Petit à petit, toutes les pièces du puzzle se mettent en place. on s'est tous questionnés de l'intérêt d'une saison 4 qui s'ouvrait avec un Jimmy cynique refusant le deuil de son frère pour se conclure sur un Saul Goodman railleur utilisant la mort de son frère comme un levier pour parvenir à ses fins. Mais les scénaristes de BCS sont malins, car Saul n'est qu'un écran de fumée. Jimmy a toujours été tenté par le côté obscur de la loi, la véritable transformation s'opère en réalité du côté de Kim.
Après avoir minutieusement planifié la chute de Chuck sur 3 saisons, Better Call Saul prépare celle de Kim sur les 3 suivantes. Car c'est finalement peut-être ça, l'idée de la série. Voir comment un personnage aussi pathétique et médiocre que Saul Goodman enrôler malgré lui dans sa dynamique auto-destructrice tous ses proches.
Du côté de Mike, la série répète la très belle idée déjà abordée la saison passée que Mike est en quête d'un paradis perdu, qu'il concrétise dans l'artisanat. On peut reprocher à la série son rythme (je me lasse aussi parfois des pérégrinations de pépé Ehrmentraut), mais les intrigues silencieuses de Mike sont un contrepoint fascinant aux bavardages incessants de Jimmy. L'épisode offre même un début de réponse sur les liens indéfectibles qui uniront Gus et Mike et provoqueront leur chute : la douleur d'un deuil qui refuse de se faire. Une belle unité thématique pour tous les personnages de cet épisode.
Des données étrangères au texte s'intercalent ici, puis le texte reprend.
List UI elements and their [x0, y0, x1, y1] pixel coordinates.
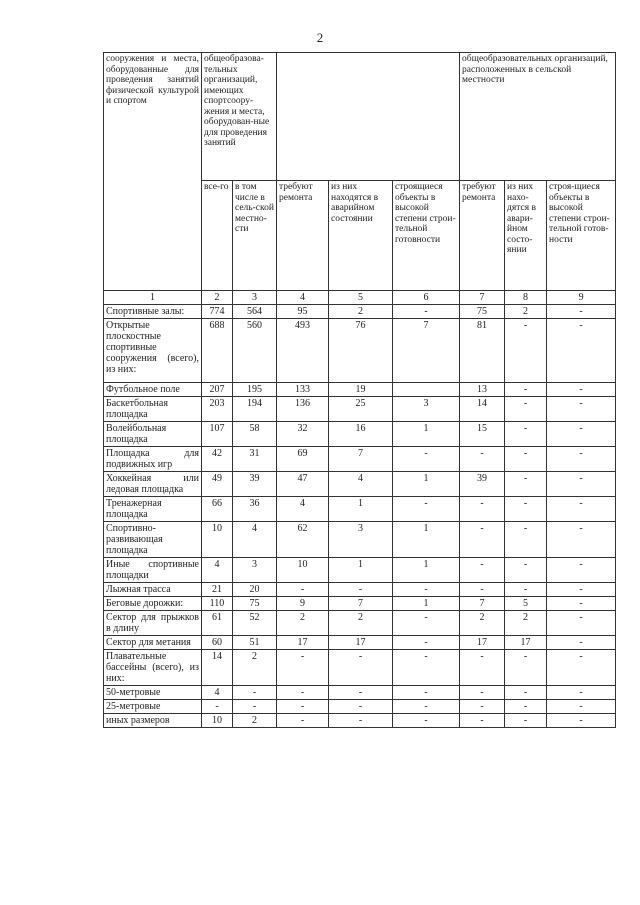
row-value: - [460, 558, 505, 583]
row-value: - [277, 686, 329, 700]
row-value: - [505, 472, 547, 497]
row-value: - [547, 422, 616, 447]
row-value: 25 [329, 397, 393, 422]
row-value: - [329, 714, 393, 728]
row-value: 1 [393, 422, 460, 447]
row-value: 15 [460, 422, 505, 447]
table-row [104, 650, 616, 686]
row-value: 133 [277, 383, 329, 397]
row-value: 17 [460, 636, 505, 650]
row-value: 107 [202, 422, 233, 447]
row-value: 4 [233, 522, 277, 558]
header-total: все-го [202, 181, 233, 291]
row-value: - [505, 383, 547, 397]
row-value: 32 [277, 422, 329, 447]
row-label: Сектор для прыжков в длину [104, 611, 202, 636]
row-value: 7 [393, 319, 460, 383]
row-value: - [505, 522, 547, 558]
row-value: - [547, 650, 616, 686]
row-value: - [547, 397, 616, 422]
row-value: 13 [460, 383, 505, 397]
row-value: 2 [233, 714, 277, 728]
row-value: 136 [277, 397, 329, 422]
row-value: 2 [505, 611, 547, 636]
row-value: - [547, 305, 616, 319]
row-value: - [460, 650, 505, 686]
table-row [104, 597, 616, 611]
table-row [104, 714, 616, 728]
row-value: 1 [329, 558, 393, 583]
row-value: - [393, 305, 460, 319]
row-value: - [505, 422, 547, 447]
row-value: 2 [460, 611, 505, 636]
row-value: 493 [277, 319, 329, 383]
page-number: 2 [316, 30, 324, 45]
table-row [104, 383, 616, 397]
row-value: 14 [202, 650, 233, 686]
column-number: 6 [393, 291, 460, 305]
row-value: 2 [505, 305, 547, 319]
row-value: 195 [233, 383, 277, 397]
row-value: 42 [202, 447, 233, 472]
row-value: - [505, 319, 547, 383]
row-value: - [505, 686, 547, 700]
table-row [104, 522, 616, 558]
header-need-repair: требуют ремонта [277, 181, 329, 291]
row-label: Хоккейная или ледовая площадка [104, 472, 202, 497]
row-value: - [393, 583, 460, 597]
header-rural-under-construction: строя-щиеся объекты в высокой степени строи-тельной готов-ности [547, 181, 616, 291]
column-number: 7 [460, 291, 505, 305]
table-row [104, 686, 616, 700]
row-value: 7 [460, 597, 505, 611]
row-value: - [547, 636, 616, 650]
row-value: 75 [460, 305, 505, 319]
table-body [104, 305, 616, 728]
row-value: - [547, 447, 616, 472]
header-emergency: из них находятся в аварийном состоянии [329, 181, 393, 291]
row-value: - [505, 583, 547, 597]
row-value: - [393, 636, 460, 650]
header-rural: в том числе в сель-ской местно-сти [233, 181, 277, 291]
row-value: 61 [202, 611, 233, 636]
row-label: Тренажерная площадка [104, 497, 202, 522]
row-value: - [505, 650, 547, 686]
row-label: Открытые плоскостные спортивные сооружения (всего), из них: [104, 319, 202, 383]
row-value: 564 [233, 305, 277, 319]
table-row [104, 305, 616, 319]
row-value: - [277, 650, 329, 686]
row-value: 10 [202, 522, 233, 558]
row-value: - [547, 714, 616, 728]
row-value: - [505, 714, 547, 728]
column-number: 9 [547, 291, 616, 305]
row-value: - [233, 686, 277, 700]
row-value: 7 [329, 597, 393, 611]
row-label: Лыжная трасса [104, 583, 202, 597]
row-value: 1 [393, 558, 460, 583]
row-value: - [547, 383, 616, 397]
row-value: 3 [329, 522, 393, 558]
row-value: 1 [393, 597, 460, 611]
row-value: - [393, 497, 460, 522]
table-row [104, 700, 616, 714]
header-group-repair [277, 53, 460, 181]
row-value: 110 [202, 597, 233, 611]
table-row [104, 611, 616, 636]
row-value: 774 [202, 305, 233, 319]
table-row [104, 636, 616, 650]
row-value: - [329, 686, 393, 700]
row-value: 688 [202, 319, 233, 383]
row-value: - [505, 447, 547, 472]
row-value: 17 [277, 636, 329, 650]
row-value: 62 [277, 522, 329, 558]
row-value: 10 [277, 558, 329, 583]
row-value: - [547, 497, 616, 522]
row-value: 69 [277, 447, 329, 472]
row-value: - [329, 700, 393, 714]
row-value: - [393, 611, 460, 636]
row-label: Спортивные залы: [104, 305, 202, 319]
row-value: - [233, 700, 277, 714]
header-rural-need-repair: требуют ремонта [460, 181, 505, 291]
table-row [104, 583, 616, 597]
header-schools-with-facilities: общеобразова-тельных организаций, имеющих спортсоору-жения и места, оборудован-ные для проведения занятий [202, 53, 277, 181]
table-row [104, 397, 616, 422]
row-value: - [460, 686, 505, 700]
row-value: 52 [233, 611, 277, 636]
table-row [104, 558, 616, 583]
column-number: 8 [505, 291, 547, 305]
row-value: - [329, 583, 393, 597]
row-value: - [547, 583, 616, 597]
row-value: 3 [393, 397, 460, 422]
row-value: 31 [233, 447, 277, 472]
table-row [104, 319, 616, 383]
column-numbers-row [104, 291, 616, 305]
row-value: - [547, 319, 616, 383]
row-value: - [460, 583, 505, 597]
row-value: 17 [505, 636, 547, 650]
row-value: - [547, 472, 616, 497]
row-value: 4 [277, 497, 329, 522]
row-value: - [505, 497, 547, 522]
row-value: - [277, 714, 329, 728]
row-value: - [277, 700, 329, 714]
row-value: 1 [393, 472, 460, 497]
row-label: иных размеров [104, 714, 202, 728]
row-label: Баскетбольная площадка [104, 397, 202, 422]
row-value: - [547, 611, 616, 636]
row-value: 58 [233, 422, 277, 447]
row-value: 203 [202, 397, 233, 422]
row-value: - [460, 522, 505, 558]
column-number: 3 [233, 291, 277, 305]
row-value: 20 [233, 583, 277, 597]
row-value: 4 [202, 558, 233, 583]
row-value: - [329, 650, 393, 686]
row-label: Сектор для метания [104, 636, 202, 650]
row-value: - [505, 700, 547, 714]
row-label: Футбольное поле [104, 383, 202, 397]
row-value: - [547, 686, 616, 700]
row-label: 50-метровые [104, 686, 202, 700]
header-rural-schools: общеобразовательных организаций, расположенных в сельской местности [460, 53, 616, 181]
facilities-table [103, 52, 616, 728]
row-value: - [505, 397, 547, 422]
row-label: 25-метровые [104, 700, 202, 714]
row-label: Плавательные бассейны (всего), из них: [104, 650, 202, 686]
header-facility-type: сооружения и места, оборудованные для проведения занятий физической культурой и спортом [104, 53, 202, 291]
header-under-construction: строящиеся объекты в высокой степени строи-тельной готовности [393, 181, 460, 291]
column-number: 2 [202, 291, 233, 305]
row-value: 76 [329, 319, 393, 383]
table-row [104, 497, 616, 522]
row-value: 207 [202, 383, 233, 397]
column-number: 4 [277, 291, 329, 305]
row-value: - [202, 700, 233, 714]
column-number: 1 [104, 291, 202, 305]
row-value: 4 [329, 472, 393, 497]
row-value: - [393, 714, 460, 728]
row-value: 1 [393, 522, 460, 558]
row-value: - [505, 558, 547, 583]
row-value: 2 [277, 611, 329, 636]
row-label: Иные спортивные площадки [104, 558, 202, 583]
row-value: 560 [233, 319, 277, 383]
row-label: Волейбольная площадка [104, 422, 202, 447]
row-value: 81 [460, 319, 505, 383]
row-value: 1 [329, 497, 393, 522]
row-label: Площадка для подвижных игр [104, 447, 202, 472]
row-value: 39 [460, 472, 505, 497]
row-label: Беговые дорожки: [104, 597, 202, 611]
header-rural-emergency: из них нахо-дятся в авари-йном состо-янии [505, 181, 547, 291]
row-value: - [547, 597, 616, 611]
row-value: 95 [277, 305, 329, 319]
row-value [393, 383, 460, 397]
row-value: 75 [233, 597, 277, 611]
row-value: 49 [202, 472, 233, 497]
row-value: 14 [460, 397, 505, 422]
column-number: 5 [329, 291, 393, 305]
row-value: 9 [277, 597, 329, 611]
row-value: 17 [329, 636, 393, 650]
row-value: 16 [329, 422, 393, 447]
row-value: - [547, 522, 616, 558]
row-value: 39 [233, 472, 277, 497]
row-value: 2 [329, 305, 393, 319]
row-value: - [460, 714, 505, 728]
row-value: - [277, 583, 329, 597]
row-value: 19 [329, 383, 393, 397]
row-value: 10 [202, 714, 233, 728]
row-value: 66 [202, 497, 233, 522]
row-value: 3 [233, 558, 277, 583]
row-value: - [393, 700, 460, 714]
row-value: 21 [202, 583, 233, 597]
row-value: 194 [233, 397, 277, 422]
row-value: 36 [233, 497, 277, 522]
row-value: - [460, 447, 505, 472]
row-value: - [460, 700, 505, 714]
row-value: 7 [329, 447, 393, 472]
row-value: - [393, 447, 460, 472]
row-value: 5 [505, 597, 547, 611]
row-value: - [393, 686, 460, 700]
row-label: Спортивно-развивающая площадка [104, 522, 202, 558]
row-value: - [393, 650, 460, 686]
row-value: 60 [202, 636, 233, 650]
row-value: 2 [329, 611, 393, 636]
row-value: - [547, 700, 616, 714]
row-value: 2 [233, 650, 277, 686]
row-value: - [547, 558, 616, 583]
row-value: 51 [233, 636, 277, 650]
table-row [104, 422, 616, 447]
table-row [104, 447, 616, 472]
row-value: 47 [277, 472, 329, 497]
table-row [104, 472, 616, 497]
row-value: 4 [202, 686, 233, 700]
row-value: - [460, 497, 505, 522]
Better Call Saul se résume parfaitement dans la scène du mariage de Kim et Jimmy. "We don't do that" dit Jimmy à propos des alliances. C'est un mariage légal, de circonstance, une stratégie orchestrée par Kim pour se protéger. Et pourtant, au moment d'officialiser la chose, des sourires discrets se dessinent, une nuance de pure félicité apparaît chez les personnages. Ils n'en avaient pas besoin, mais chacun s'y retrouve. Kim, en détournant les attentes qu'on a placées en elle. Jimmy en les dépassant.
C'est un moment de bonheur assez rare dans la série, souvent timorée dans l'émotion, malheureusement désamorcé par la suite de l'épisode. Car que peut espérer Jimmy maintenant qu'il a obtenu la femme de ses rêves et qu'un poste dans le cabinet de son frère lui tend les bras ? C'est toujours la même histoire finalement. Pour Kim, pour Jimmy, pour Walter White. Quand l'évidence vous tend les bras, on se tourne vers la pire des décisions possibles.
A l'image de Chuck dans Chicanery, n'est dans une explosion de colères que Jimmy se révèle et dévoile son vrai visage. Jimmy face à Howard, c'est Walter White face à Gretchen. C'est accepter l'évidence et la simplicité, quitte à égratigner son égo. Sauf que Jimmy, comme Walter, prend bien trop de plaisir à se construire un personnage. Et tout d'un coup, c'est le choc pour le spectateur qui ne reconnaît pas le personnage qu'il suit depuis maintenant 5 saisons. Car jamais on a vu Jimmy aussi ouvertement mesquin, la série ayant toujours pris soin de justifier chacun de ses actes. Jusqu'ici, jusqu'à la colère froide, grotesque, la révélation de toutes les frustrations et les hypocrises accumulées au fil des ans. Un puits sans fond qui ne peut se complaire que dans l'auto-satisfaction grotesque jusqu'à saturation.
Que c'est beau...
Les plaines désertiques du Nouveau Mexique et des billets, tout est dit. C'est le purgatoire des personnages de Vince Gilligan (ici réalisateur) et Peter Gould, là où tout finit. la série sublime plus que jamais auparavant ces décors en nous rejouant la structure scénaristique déjà éprouvée (avec talent) dans Breaking Bad : 2 personnes que tout oppose coupés du reste du monde, face à eux-mêmes et à leur destinée.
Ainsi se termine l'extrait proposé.